Be aware of tourist traps and travel scams. Watch out for some of the most common travel scams in India:
- Taxi drivers not telling you the truth. Especially in Delhi, taxi drivers may say they don’t know the way to your hotel, and continue driving you around for ages; avoid this is by organizing airport pickups through your hotel. To skip the experience of a taxi driver tinkering with the meter in his favor, opt for booking a pre-paid government taxi, and don’t give the voucher to the driver until you get to your destination.
- Drivers or guides insisting that your preferred tourist destination is closed and offering to take you to another. This is rarely the case, and more often a scheme to take you to a place that will give them a kick-back upon delivery of tourists. Trust your instincts, and head on to your planned destination.
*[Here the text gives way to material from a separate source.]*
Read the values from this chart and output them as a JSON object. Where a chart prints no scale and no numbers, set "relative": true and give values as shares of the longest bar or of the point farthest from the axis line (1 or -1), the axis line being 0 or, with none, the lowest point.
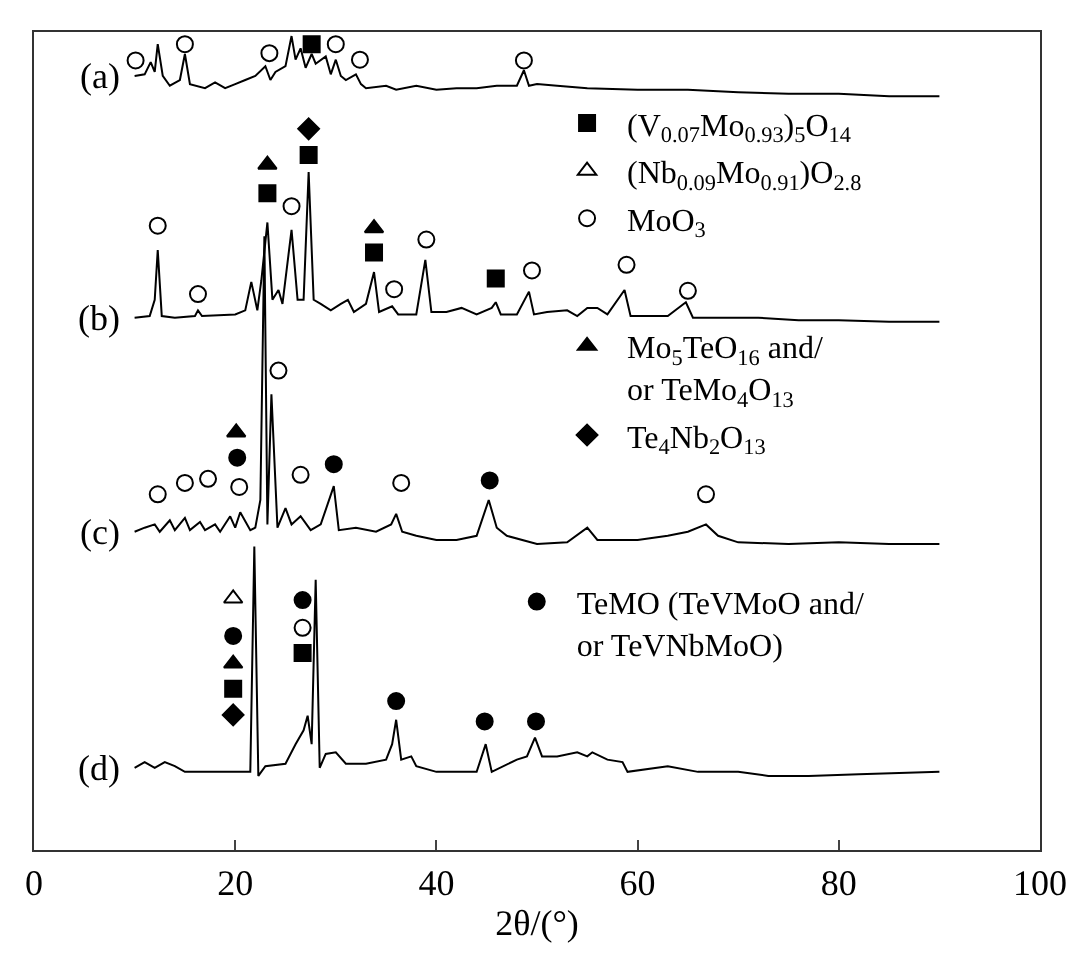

- Gemstone scams. Stay away from anyone who offers to sell you gemstones cheaply which you can later resell for more money. These “gems” won’t have any real value, so don’t believe the hype. (Note that this is also common practice in parts of Southeast Asia.)
- Avoid anyone offering to give you a holy blessing at a temple or tourist attraction — for a fee. If you really want that blessing, though, be sure to firmly agree on the price ahead of time.
- Fake train ticket offices. To avoid having a scam artist bilk you out of money for a train trip you’ll never take, try to book ahead and avoid relying on last-minute trains.
Take advantage of low-cost airlines for inter-India travel. India is roughly 1.3 million square miles, so if you plan to see more than one region of the country, it’s wise to consider low-cost flights between cities such as Delhi and Mumbai and major towns and resort areas. You can get great deals on Jet Airways, Jet Konnect, Spice Jet and Air Asia, and if you have Star Alliance miles to burn, know that Air India is an alliance member.